Microsoft has been a leading participant in the identity community and an active contributor to emerging identity standards.  We have increased our commitment to standardization activities and added support into our products for the SAML 2.0, OpenID 2.0, OAuth WRAP and OAuth 2.0 protocols.


There is one component of our identity portfolio where we have recently decided to make a change.  Windows CardSpace was initially released and developed before the pervasive use of online identities across multiple services. Perhaps more importantly, we released the user component before we and others had delivered the tools for developers and administrators to easily create claims-ready services. The identity landscape has changed with the evolution of tools and cloud services.  Based on the feedback we have received from partners and beta participants, we have decided not to ship Windows CardSpace 2.0.


Claims-based identity remains a central concept for Microsoft’s identity strategy, and its role in our overall strategy continues to grow. Furthermore, we are not abandoning the idea of a user agent for exchanging claims. As part of our work on claims-based identity we are releasing a new technology preview of U-Prove. This release of U-Prove will take the form of a user agent that takes account of cloud computing realities and takes advantage of the high-end security and privacy capabilities within the extended U-Prove cryptographic technology.

Comments (4)

  1. Marcus Lasance says:

    Why such an important announcement in such an obscure place? Signed by who at Microsoft? Who takes responsibility for killing of a hen with the potential to lay so many goden eggs for Microsoft?

    Craig Burton echoed the sentiments of many when he wrote in his blog

    Let me prove my point about how poorly Microsoft behaves concerning this matter. Microsoft and other vendors put hundreds of thousands of dollars into a non-profit organization—the Information Card Foundation—to independently promote the use of the Identity Metasystem. Yet, Microsoft didn’t even bother to let the ICF board know it was going to announce the discontinued development of CardSpace until AFTER the press release was distributed. Now that’s leadership?

  2. Too bad that I am seeing this thread five month late…

    Still, I predicted this to happen three years in advance. See…/a8e7761d-1773-46c0-b01d-560adcb860fa

  3. Michael Freidgeim says:

    Is it correct, that cardspace is retired? There are still official pages om MS site(e.g.…/Windows-CardSpace).

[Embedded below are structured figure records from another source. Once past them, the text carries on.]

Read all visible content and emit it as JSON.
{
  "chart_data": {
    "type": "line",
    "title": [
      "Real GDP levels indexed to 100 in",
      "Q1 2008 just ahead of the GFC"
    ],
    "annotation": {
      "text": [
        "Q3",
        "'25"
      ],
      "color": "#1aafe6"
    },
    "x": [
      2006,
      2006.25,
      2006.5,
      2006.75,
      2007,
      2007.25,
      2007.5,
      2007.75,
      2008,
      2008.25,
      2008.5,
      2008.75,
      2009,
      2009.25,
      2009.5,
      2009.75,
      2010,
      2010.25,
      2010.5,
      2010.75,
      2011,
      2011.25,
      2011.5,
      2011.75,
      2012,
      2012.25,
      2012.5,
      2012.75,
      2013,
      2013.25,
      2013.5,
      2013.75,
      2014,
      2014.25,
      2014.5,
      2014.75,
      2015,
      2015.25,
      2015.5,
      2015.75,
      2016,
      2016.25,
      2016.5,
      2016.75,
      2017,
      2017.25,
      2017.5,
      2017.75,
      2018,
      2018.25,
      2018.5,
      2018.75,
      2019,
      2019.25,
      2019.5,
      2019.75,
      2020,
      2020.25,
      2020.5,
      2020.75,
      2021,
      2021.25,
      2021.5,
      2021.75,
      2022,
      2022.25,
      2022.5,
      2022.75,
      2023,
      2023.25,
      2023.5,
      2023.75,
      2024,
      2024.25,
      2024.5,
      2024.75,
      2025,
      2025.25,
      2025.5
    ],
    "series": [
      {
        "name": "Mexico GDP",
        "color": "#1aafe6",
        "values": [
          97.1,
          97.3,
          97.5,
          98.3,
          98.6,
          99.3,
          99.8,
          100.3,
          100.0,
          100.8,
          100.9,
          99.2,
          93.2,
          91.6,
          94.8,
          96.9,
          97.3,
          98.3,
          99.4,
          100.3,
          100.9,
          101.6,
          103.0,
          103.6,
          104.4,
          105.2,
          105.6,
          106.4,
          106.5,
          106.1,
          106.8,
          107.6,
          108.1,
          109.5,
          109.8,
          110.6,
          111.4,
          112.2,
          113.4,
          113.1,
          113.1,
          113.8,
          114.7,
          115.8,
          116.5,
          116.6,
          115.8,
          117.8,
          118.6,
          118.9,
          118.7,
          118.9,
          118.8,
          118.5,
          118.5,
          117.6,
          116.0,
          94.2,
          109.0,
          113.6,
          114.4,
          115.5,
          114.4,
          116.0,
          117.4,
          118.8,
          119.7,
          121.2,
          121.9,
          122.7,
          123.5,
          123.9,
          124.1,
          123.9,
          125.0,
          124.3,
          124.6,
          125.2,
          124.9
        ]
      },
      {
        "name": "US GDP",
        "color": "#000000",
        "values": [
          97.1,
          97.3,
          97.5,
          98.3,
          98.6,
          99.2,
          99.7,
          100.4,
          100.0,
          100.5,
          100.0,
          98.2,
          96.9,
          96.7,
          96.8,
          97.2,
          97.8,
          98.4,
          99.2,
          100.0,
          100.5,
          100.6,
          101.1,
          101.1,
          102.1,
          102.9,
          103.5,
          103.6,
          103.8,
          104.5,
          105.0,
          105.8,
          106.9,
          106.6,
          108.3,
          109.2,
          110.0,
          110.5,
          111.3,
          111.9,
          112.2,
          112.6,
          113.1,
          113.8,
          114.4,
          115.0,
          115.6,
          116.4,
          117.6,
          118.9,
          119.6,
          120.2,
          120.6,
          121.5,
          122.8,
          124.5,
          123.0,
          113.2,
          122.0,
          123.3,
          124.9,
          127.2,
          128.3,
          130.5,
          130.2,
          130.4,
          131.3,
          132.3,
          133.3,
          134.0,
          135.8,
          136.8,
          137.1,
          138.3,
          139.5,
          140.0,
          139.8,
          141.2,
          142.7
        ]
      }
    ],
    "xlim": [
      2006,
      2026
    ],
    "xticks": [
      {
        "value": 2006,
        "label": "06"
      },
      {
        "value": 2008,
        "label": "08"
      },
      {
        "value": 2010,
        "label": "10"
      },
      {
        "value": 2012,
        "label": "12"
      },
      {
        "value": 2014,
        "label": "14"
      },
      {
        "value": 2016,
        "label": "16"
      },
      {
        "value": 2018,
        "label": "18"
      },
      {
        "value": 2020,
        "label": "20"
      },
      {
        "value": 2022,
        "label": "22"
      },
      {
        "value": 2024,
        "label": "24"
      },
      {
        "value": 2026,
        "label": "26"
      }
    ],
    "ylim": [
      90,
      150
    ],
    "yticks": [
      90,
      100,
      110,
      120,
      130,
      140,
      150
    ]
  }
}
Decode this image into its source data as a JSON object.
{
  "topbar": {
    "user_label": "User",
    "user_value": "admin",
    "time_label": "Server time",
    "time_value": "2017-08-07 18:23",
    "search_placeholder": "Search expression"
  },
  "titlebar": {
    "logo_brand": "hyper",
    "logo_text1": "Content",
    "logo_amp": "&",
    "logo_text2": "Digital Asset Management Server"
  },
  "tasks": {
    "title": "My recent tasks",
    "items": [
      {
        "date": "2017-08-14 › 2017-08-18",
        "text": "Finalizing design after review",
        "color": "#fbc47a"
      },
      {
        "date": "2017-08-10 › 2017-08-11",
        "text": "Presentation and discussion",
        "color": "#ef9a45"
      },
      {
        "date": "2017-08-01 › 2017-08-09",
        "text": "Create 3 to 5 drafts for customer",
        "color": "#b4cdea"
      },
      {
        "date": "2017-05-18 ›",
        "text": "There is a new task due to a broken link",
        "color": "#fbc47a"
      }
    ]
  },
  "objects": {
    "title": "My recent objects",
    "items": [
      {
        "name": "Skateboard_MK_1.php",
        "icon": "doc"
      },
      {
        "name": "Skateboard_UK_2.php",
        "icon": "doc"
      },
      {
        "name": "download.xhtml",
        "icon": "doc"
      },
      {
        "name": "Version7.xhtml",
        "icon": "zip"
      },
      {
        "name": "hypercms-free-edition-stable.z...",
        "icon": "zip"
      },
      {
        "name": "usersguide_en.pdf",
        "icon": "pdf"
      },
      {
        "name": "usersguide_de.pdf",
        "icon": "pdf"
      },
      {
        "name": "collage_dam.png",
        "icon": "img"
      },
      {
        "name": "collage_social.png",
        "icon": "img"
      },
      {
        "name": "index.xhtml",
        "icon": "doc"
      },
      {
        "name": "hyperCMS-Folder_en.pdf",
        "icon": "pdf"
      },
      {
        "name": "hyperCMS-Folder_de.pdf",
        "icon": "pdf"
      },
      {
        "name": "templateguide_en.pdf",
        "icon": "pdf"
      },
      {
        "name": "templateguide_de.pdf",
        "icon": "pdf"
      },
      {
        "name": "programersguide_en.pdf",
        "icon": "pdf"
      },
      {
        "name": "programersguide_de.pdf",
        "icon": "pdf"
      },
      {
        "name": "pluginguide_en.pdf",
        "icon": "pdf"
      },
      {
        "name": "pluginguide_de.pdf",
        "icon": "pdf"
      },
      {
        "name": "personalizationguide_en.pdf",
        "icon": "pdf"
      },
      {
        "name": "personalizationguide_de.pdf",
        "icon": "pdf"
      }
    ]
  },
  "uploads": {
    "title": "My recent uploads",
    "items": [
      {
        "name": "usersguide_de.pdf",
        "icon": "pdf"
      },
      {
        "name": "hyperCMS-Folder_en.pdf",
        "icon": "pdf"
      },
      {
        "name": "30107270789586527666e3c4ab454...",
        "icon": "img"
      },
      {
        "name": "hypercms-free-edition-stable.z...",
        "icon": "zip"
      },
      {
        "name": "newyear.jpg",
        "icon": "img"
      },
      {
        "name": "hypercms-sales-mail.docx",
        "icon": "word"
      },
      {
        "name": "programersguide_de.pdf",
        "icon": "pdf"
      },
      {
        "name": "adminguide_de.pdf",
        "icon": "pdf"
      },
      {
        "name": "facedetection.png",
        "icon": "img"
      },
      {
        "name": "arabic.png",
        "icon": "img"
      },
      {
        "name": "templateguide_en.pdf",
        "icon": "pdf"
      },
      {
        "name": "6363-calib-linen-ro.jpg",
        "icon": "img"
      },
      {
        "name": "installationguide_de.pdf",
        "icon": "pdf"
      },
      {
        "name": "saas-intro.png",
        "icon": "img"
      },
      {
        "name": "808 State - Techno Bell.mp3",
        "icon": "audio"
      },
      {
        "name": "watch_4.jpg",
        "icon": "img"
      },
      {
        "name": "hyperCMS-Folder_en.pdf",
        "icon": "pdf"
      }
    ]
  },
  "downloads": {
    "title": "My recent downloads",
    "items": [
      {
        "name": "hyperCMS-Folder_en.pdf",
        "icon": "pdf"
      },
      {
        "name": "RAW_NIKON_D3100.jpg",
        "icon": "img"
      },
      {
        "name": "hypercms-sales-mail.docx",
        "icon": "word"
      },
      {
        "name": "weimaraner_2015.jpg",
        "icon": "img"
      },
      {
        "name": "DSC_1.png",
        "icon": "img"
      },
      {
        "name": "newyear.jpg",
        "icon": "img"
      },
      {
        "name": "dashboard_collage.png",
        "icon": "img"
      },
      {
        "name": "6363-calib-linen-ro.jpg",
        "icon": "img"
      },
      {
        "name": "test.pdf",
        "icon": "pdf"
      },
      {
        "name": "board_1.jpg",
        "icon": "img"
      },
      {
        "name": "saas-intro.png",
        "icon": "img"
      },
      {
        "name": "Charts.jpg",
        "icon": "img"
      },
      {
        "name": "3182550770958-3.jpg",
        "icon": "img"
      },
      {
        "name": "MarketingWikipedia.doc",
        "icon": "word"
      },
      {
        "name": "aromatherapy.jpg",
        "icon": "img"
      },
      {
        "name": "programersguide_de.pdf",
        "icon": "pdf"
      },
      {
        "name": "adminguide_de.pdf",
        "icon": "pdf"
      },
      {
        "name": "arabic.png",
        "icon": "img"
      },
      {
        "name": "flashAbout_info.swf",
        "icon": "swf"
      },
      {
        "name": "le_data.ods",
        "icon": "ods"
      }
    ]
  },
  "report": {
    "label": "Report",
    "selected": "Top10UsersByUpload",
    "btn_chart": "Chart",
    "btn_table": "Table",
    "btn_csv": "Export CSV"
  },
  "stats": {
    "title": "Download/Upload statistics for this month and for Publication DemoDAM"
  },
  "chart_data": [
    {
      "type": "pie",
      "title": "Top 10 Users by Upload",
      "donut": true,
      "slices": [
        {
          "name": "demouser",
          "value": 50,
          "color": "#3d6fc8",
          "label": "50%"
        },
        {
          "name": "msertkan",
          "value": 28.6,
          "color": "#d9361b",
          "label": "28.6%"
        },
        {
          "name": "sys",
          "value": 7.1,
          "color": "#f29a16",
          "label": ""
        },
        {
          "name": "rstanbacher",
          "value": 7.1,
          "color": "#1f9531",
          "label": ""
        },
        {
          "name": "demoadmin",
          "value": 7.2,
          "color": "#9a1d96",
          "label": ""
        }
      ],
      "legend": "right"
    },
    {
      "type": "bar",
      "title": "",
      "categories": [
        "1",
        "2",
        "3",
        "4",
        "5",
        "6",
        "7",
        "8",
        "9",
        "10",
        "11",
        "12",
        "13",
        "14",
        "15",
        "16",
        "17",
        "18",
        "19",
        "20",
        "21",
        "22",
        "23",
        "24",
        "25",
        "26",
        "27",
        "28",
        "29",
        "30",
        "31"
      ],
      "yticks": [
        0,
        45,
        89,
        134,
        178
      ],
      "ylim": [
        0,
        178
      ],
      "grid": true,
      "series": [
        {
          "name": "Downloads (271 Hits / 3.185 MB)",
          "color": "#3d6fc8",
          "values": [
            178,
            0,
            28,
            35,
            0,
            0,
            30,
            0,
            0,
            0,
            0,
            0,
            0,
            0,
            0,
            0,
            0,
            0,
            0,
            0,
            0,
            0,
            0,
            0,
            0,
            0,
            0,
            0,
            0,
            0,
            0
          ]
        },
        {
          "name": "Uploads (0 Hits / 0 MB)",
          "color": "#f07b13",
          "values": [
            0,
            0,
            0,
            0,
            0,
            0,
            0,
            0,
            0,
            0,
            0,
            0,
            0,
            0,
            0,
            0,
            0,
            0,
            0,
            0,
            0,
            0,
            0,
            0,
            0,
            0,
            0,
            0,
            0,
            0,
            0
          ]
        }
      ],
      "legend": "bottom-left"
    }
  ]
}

    according to…/U-Prove%20CTP%20White%20Paper.pdf

    Windows CardSpace 2.0. will be extended to use the U-Prove protocol.

  4. Looooooka says:

    This is probably going to die.

    They seem to create projects which people are actually willing to use but don't actually push them hard enough.

    Meanwhile sites are using facebook to log users into their services…when clearly claims from a user selected provider would be a better way of doing thigs.

    And i keep seeing "intelectual property" and minimal disclosure in topics about u-prove. If they're trying to be another cloud based identity and claims provider like Mozilla(they just rolled something out this month)…this is another fail.

    It's clear that all these companies are trying to make us depend on their services…even if it's just for logins and claims.

    I hope all of them come up with something that works on all platforms and isn't bound to a particular company.